Is it OK to talk about politics at work?

Posted to: Business

Missy Jones, who works at a local call center, plans to vote for Barack Obama today, but she doesn't talk about her choice in the office.

"We kind of push productivity," said Jones, 28, of Norfolk.

Her brother, on the other hand, regularly gets into it with his Navy co-workers about the election, with no ill effects. "We talk about it all the time," said Jonathan Jones, 30, of Hampton. "We're in the military, so it's always going to come up."

In this passionate election year, political debates easily seep into the office. But before they let loose on the merits of Obama versus Hillary Rodham Clinton or Mike Huckabee versus John McCain, employees should know this:

Virginia affords workers at private companie s virtually no legal defense for political expression. Many employers say they don't regulate political banter, but at least one Virginian was fired for a political message on his truck.

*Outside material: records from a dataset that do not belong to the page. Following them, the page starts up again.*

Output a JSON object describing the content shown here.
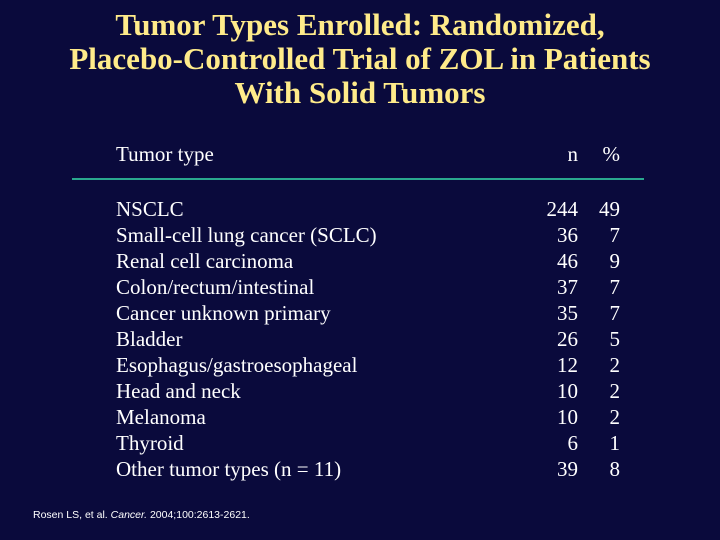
{
  "title": {
    "line1": "Tumor Types Enrolled: Randomized,",
    "line2": "Placebo-Controlled Trial of ZOL in Patients",
    "line3": "With Solid Tumors"
  },
  "table": {
    "headers": {
      "type": "Tumor type",
      "n": "n",
      "pct": "%"
    },
    "rows": [
      {
        "type": "NSCLC",
        "n": "244",
        "pct": "49"
      },
      {
        "type": "Small-cell lung cancer (SCLC)",
        "n": "36",
        "pct": "7"
      },
      {
        "type": "Renal cell carcinoma",
        "n": "46",
        "pct": "9"
      },
      {
        "type": "Colon/rectum/intestinal",
        "n": "37",
        "pct": "7"
      },
      {
        "type": "Cancer unknown primary",
        "n": "35",
        "pct": "7"
      },
      {
        "type": "Bladder",
        "n": "26",
        "pct": "5"
      },
      {
        "type": "Esophagus/gastroesophageal",
        "n": "12",
        "pct": "2"
      },
      {
        "type": "Head and neck",
        "n": "10",
        "pct": "2"
      },
      {
        "type": "Melanoma",
        "n": "10",
        "pct": "2"
      },
      {
        "type": "Thyroid",
        "n": "6",
        "pct": "1"
      },
      {
        "type": "Other tumor types (n = 11)",
        "n": "39",
        "pct": "8"
      }
    ]
  },
  "footnote": {
    "authors": "Rosen LS, et al.",
    "journal": "Cancer.",
    "citation": "2004;100:2613-2621."
  },
  "colors": {
    "background": "#0a0a3c",
    "title": "#ffeb8a",
    "text": "#ffffff",
    "rule": "#2aa88e"
  }
}
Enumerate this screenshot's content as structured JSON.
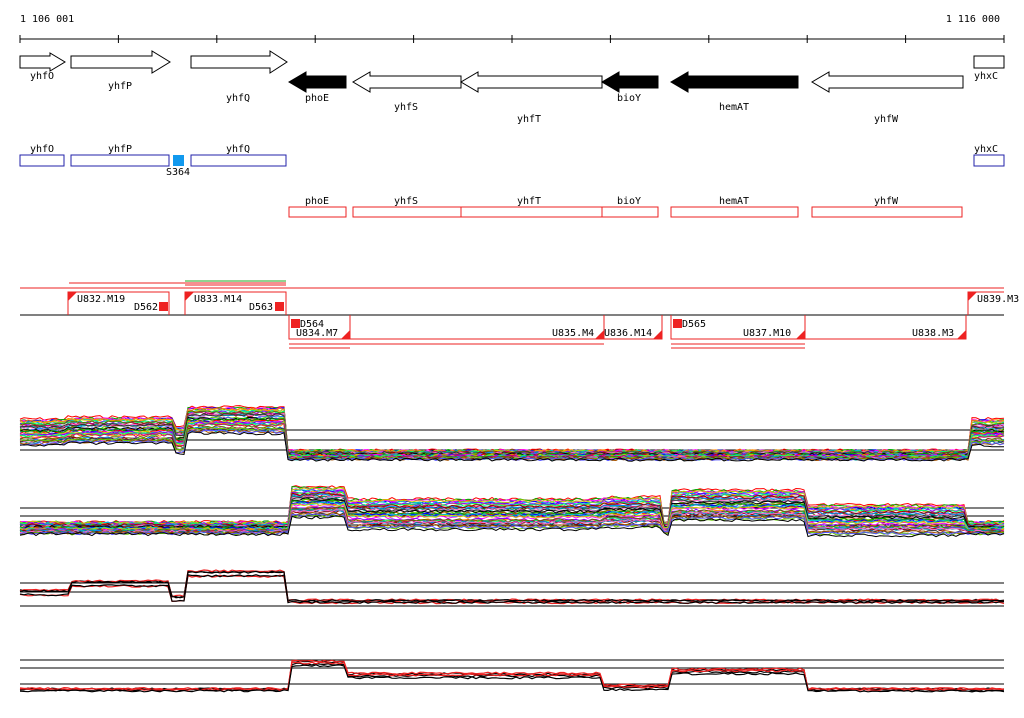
{
  "ruler": {
    "start_label": "1 106 001",
    "end_label": "1 116 000"
  },
  "genes_top": [
    {
      "name": "yhfO",
      "dir": "right",
      "fill": "white"
    },
    {
      "name": "yhfP",
      "dir": "right",
      "fill": "white"
    },
    {
      "name": "yhfQ",
      "dir": "right",
      "fill": "white"
    },
    {
      "name": "phoE",
      "dir": "left",
      "fill": "black"
    },
    {
      "name": "yhfS",
      "dir": "left",
      "fill": "white"
    },
    {
      "name": "yhfT",
      "dir": "left",
      "fill": "white"
    },
    {
      "name": "bioY",
      "dir": "left",
      "fill": "black"
    },
    {
      "name": "hemAT",
      "dir": "left",
      "fill": "black"
    },
    {
      "name": "yhfW",
      "dir": "left",
      "fill": "white"
    },
    {
      "name": "yhxC",
      "dir": "right",
      "fill": "white"
    }
  ],
  "operons_blue": [
    "yhfO",
    "yhfP",
    "yhfQ",
    "yhxC"
  ],
  "marker_blue": "S364",
  "operons_red": [
    "phoE",
    "yhfS",
    "yhfT",
    "bioY",
    "hemAT",
    "yhfW"
  ],
  "segments_upper": [
    "U832.M19",
    "D562",
    "U833.M14",
    "D563",
    "U839.M3"
  ],
  "segments_lower": [
    "D564",
    "U834.M7",
    "U835.M4",
    "U836.M14",
    "D565",
    "U837.M10",
    "U838.M3"
  ],
  "colors": {
    "blue_track": "#2222aa",
    "red_track": "#ee2222",
    "marker": "#1199ee",
    "black": "#000000"
  }
}
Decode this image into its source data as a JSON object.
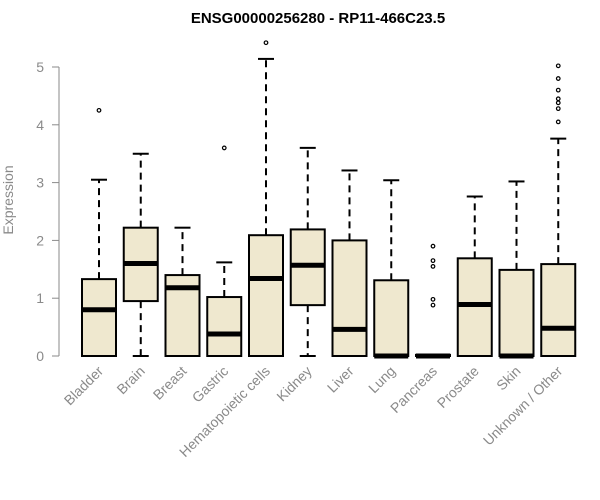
{
  "chart_data": {
    "type": "boxplot",
    "title": "ENSG00000256280 - RP11-466C23.5",
    "ylabel": "Expression",
    "xlabel": "",
    "ylim": [
      0,
      5.5
    ],
    "yticks": [
      0,
      1,
      2,
      3,
      4,
      5
    ],
    "grid": false,
    "box_fill": "#efe8cf",
    "box_stroke": "#000000",
    "categories": [
      "Bladder",
      "Brain",
      "Breast",
      "Gastric",
      "Hematopoietic cells",
      "Kidney",
      "Liver",
      "Lung",
      "Pancreas",
      "Prostate",
      "Skin",
      "Unknown / Other"
    ],
    "boxes": [
      {
        "whisker_low": 0,
        "q1": 0,
        "median": 0.8,
        "q3": 1.33,
        "whisker_high": 3.05,
        "outliers": [
          4.25
        ]
      },
      {
        "whisker_low": 0,
        "q1": 0.95,
        "median": 1.6,
        "q3": 2.22,
        "whisker_high": 3.5,
        "outliers": []
      },
      {
        "whisker_low": 0,
        "q1": 0,
        "median": 1.18,
        "q3": 1.4,
        "whisker_high": 2.22,
        "outliers": []
      },
      {
        "whisker_low": 0,
        "q1": 0,
        "median": 0.38,
        "q3": 1.02,
        "whisker_high": 1.62,
        "outliers": [
          3.6
        ]
      },
      {
        "whisker_low": 0,
        "q1": 0,
        "median": 1.34,
        "q3": 2.09,
        "whisker_high": 5.14,
        "outliers": [
          5.42
        ]
      },
      {
        "whisker_low": 0,
        "q1": 0.88,
        "median": 1.57,
        "q3": 2.19,
        "whisker_high": 3.6,
        "outliers": []
      },
      {
        "whisker_low": 0,
        "q1": 0,
        "median": 0.46,
        "q3": 2.0,
        "whisker_high": 3.21,
        "outliers": []
      },
      {
        "whisker_low": 0,
        "q1": 0,
        "median": 0.0,
        "q3": 1.31,
        "whisker_high": 3.04,
        "outliers": []
      },
      {
        "whisker_low": 0,
        "q1": 0,
        "median": 0.0,
        "q3": 0.02,
        "whisker_high": 0.02,
        "outliers": [
          0.88,
          0.98,
          1.55,
          1.65,
          1.9
        ]
      },
      {
        "whisker_low": 0,
        "q1": 0,
        "median": 0.89,
        "q3": 1.69,
        "whisker_high": 2.76,
        "outliers": []
      },
      {
        "whisker_low": 0,
        "q1": 0,
        "median": 0.0,
        "q3": 1.49,
        "whisker_high": 3.02,
        "outliers": []
      },
      {
        "whisker_low": 0,
        "q1": 0,
        "median": 0.48,
        "q3": 1.59,
        "whisker_high": 3.76,
        "outliers": [
          4.05,
          4.28,
          4.38,
          4.45,
          4.6,
          4.8,
          5.02
        ]
      }
    ]
  }
}
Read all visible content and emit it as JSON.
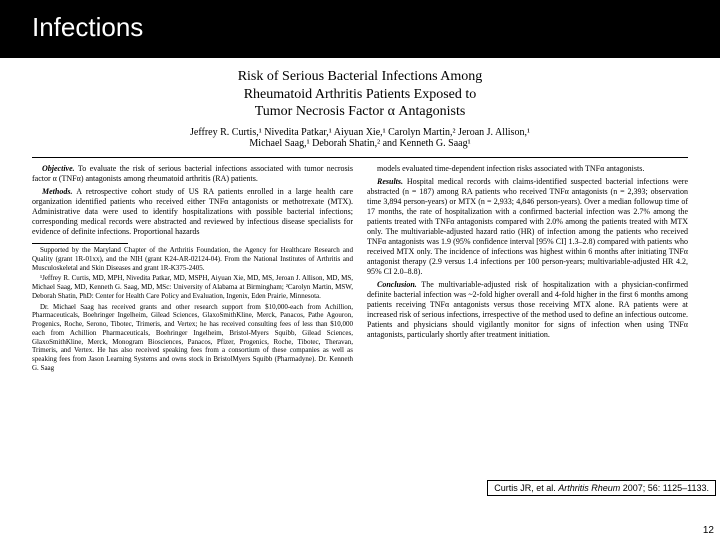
{
  "slide": {
    "title": "Infections",
    "page_number": "12"
  },
  "paper": {
    "title_l1": "Risk of Serious Bacterial Infections Among",
    "title_l2": "Rheumatoid Arthritis Patients Exposed to",
    "title_l3": "Tumor Necrosis Factor α Antagonists",
    "authors_l1": "Jeffrey R. Curtis,¹ Nivedita Patkar,¹ Aiyuan Xie,¹ Carolyn Martin,² Jeroan J. Allison,¹",
    "authors_l2": "Michael Saag,¹ Deborah Shatin,² and Kenneth G. Saag¹"
  },
  "left_col": {
    "p1_lead": "Objective.",
    "p1": " To evaluate the risk of serious bacterial infections associated with tumor necrosis factor α (TNFα) antagonists among rheumatoid arthritis (RA) patients.",
    "p2_lead": "Methods.",
    "p2": " A retrospective cohort study of US RA patients enrolled in a large health care organization identified patients who received either TNFα antagonists or methotrexate (MTX). Administrative data were used to identify hospitalizations with possible bacterial infections; corresponding medical records were abstracted and reviewed by infectious disease specialists for evidence of definite infections. Proportional hazards"
  },
  "right_col": {
    "p1": "models evaluated time-dependent infection risks associated with TNFα antagonists.",
    "p2_lead": "Results.",
    "p2": " Hospital medical records with claims-identified suspected bacterial infections were abstracted (n = 187) among RA patients who received TNFα antagonists (n = 2,393; observation time 3,894 person-years) or MTX (n = 2,933; 4,846 person-years). Over a median followup time of 17 months, the rate of hospitalization with a confirmed bacterial infection was 2.7% among the patients treated with TNFα antagonists compared with 2.0% among the patients treated with MTX only. The multivariable-adjusted hazard ratio (HR) of infection among the patients who received TNFα antagonists was 1.9 (95% confidence interval [95% CI] 1.3–2.8) compared with patients who received MTX only. The incidence of infections was highest within 6 months after initiating TNFα antagonist therapy (2.9 versus 1.4 infections per 100 person-years; multivariable-adjusted HR 4.2, 95% CI 2.0–8.8).",
    "p3_lead": "Conclusion.",
    "p3": " The multivariable-adjusted risk of hospitalization with a physician-confirmed definite bacterial infection was ~2-fold higher overall and 4-fold higher in the first 6 months among patients receiving TNFα antagonists versus those receiving MTX alone. RA patients were at increased risk of serious infections, irrespective of the method used to define an infectious outcome. Patients and physicians should vigilantly monitor for signs of infection when using TNFα antagonists, particularly shortly after treatment initiation."
  },
  "footnotes": {
    "f1": "Supported by the Maryland Chapter of the Arthritis Foundation, the Agency for Healthcare Research and Quality (grant 1R-01xx), and the NIH (grant K24-AR-02124-04). From the National Institutes of Arthritis and Musculoskeletal and Skin Diseases and grant 1R-K375-2405.",
    "f2": "¹Jeffrey R. Curtis, MD, MPH, Nivedita Patkar, MD, MSPH, Aiyuan Xie, MD, MS, Jeroan J. Allison, MD, MS, Michael Saag, MD, Kenneth G. Saag, MD, MSc: University of Alabama at Birmingham; ²Carolyn Martin, MSW, Deborah Shatin, PhD: Center for Health Care Policy and Evaluation, Ingenix, Eden Prairie, Minnesota.",
    "f3": "Dr. Michael Saag has received grants and other research support from $10,000-each from Achillion, Pharmaceuticals, Boehringer Ingelheim, Gilead Sciences, GlaxoSmithKline, Merck, Panacos, Pathe Agouron, Progenics, Roche, Serono, Tibotec, Trimeris, and Vertex; he has received consulting fees of less than $10,000 each from Achillion Pharmaceuticals, Boehringer Ingelheim, Bristol-Myers Squibb, Gilead Sciences, GlaxoSmithKline, Merck, Monogram Biosciences, Panacos, Pfizer, Progenics, Roche, Tibotec, Theravan, Trimeris, and Vertex. He has also received speaking fees from a consortium of these companies as well as speaking fees from Jason Learning Systems and owns stock in BristolMyers Squibb (Pharmadyne). Dr. Kenneth G. Saag"
  },
  "citation": {
    "author": "Curtis JR, et al. ",
    "journal": "Arthritis Rheum ",
    "ref": "2007; 56: 1125–1133."
  },
  "colors": {
    "title_bg": "#000000",
    "title_fg": "#ffffff",
    "body_bg": "#ffffff",
    "text": "#000000",
    "border": "#000000"
  }
}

"There is no law restricting a private employer in Virginia from taking adverse employment action based on political expression," said John Bredehoft, a lawyer with the firm of Kaufman & Canoles. Public employees, though, "have free speech rights that private-sector employees don't have."

A handful of private employers, such as Amerigroup Corp. and Empire Machinery and Supply Corp., said they do not limit political talk or display of bumper stickers. "You're foolish if you say don't talk about politics," said Hank Turner, the president and chief executive officer of Empire. "People are going to talk about what they want to talk about."

In the Navy, "we encourage the free flow of discussion or ideas," said Lt. Cmdr. Cindy Moore, a spokeswoman at the Pentagon. "What's not encouraged is for someone in uniform to be actively campaigning for someone." A sailor may attend a political speech in plain clothes, she said.

Cox Communications does not allow workers to solicit money for candidates, but in 2006 it began the Cox Advocacy Network, a Web site that gives workers information about politicians and issues, spokeswoman Pamela Marino said.

TowneBank forbids posting political signs - just as it does the display of film star photos. "It's a workplace," said Judy Stephenson, human resources director. "We keep everything as professional as possible."

Bredehoft and Lewis Maltby, president of the National Workrights Institute in Princeton, N.J., recommend that workers ask their bosses their preferences on political expression. Even if there are no restrictions, business etiquette expert Barbara Pachter suggests ducking the subject.

"If you start talking about it and other people start talking about it, pretty soon it can get very heated," said Pachter, from Cherry Hill, N.J. "At work, you don't need that type of polarization. You need people to work together."

Political give-and-take in the office has its supporters, such as Corey Bailey, a Realtor with Keller Williams Realty in Chesapeake. He said the Realtors talk politics regularly, though never with clients, and the dialogue is instructive.

"It can be fun, it can be heated, but I don't think it causes problems in the workplace," said Bailey, who backs McCain.

Bosses, though, should avoid expressing political views, consultants and CEOs say.

"I don't think it's fair if I, as a CEO, started giving my personal values about a candidate or a position," said Michael Barrett, who runs The Runnymede Corp., a Virginia Beach development company. "That implies that an employee should support this or that candidate."

Rozanne "Roze" Worrell, a workplace consultant who writes a weekly column for the Web site of WVEC-TV, has heard from people who say they think they were "passed over for a promotion or not treated civilly because of their political beliefs."

Luis Padilla said he was fired because of his.

Padilla, who was a human resources assistant at a Cargill plant near Harrisonburg, displayed a message on his truck in support of a 2006 Virginia constitutional amendment banning same-sex marriages. "It was not intended to offend or create any problems with anybody," he said.

When told the message could promote intolerance, Padilla said he offered to cover it when he was at the plant or to park five blocks away.

Instead, Padilla was fired.

"I was shocked," he said. "I had no idea my actions were that serious."

Such incidents are rare, Maltby said. "There are far more common abuses in the workplace today, but this is something that just shouldn't happen in America."

Padilla's case was publicized by the media and conservative groups. Three weeks after he was fired, he was reinstated with back pay and Cargill adopted a policy protecting political expression.

Padilla, 41, said he left Cargill last summer for unrelated reasons and now works at a counseling center.

His car, he said, is festooned with messages proclaiming opposition to abortion rights and support for marriage between a man and a woman. He also has a Huckabee sticker.

No one at work has complained, Padilla said.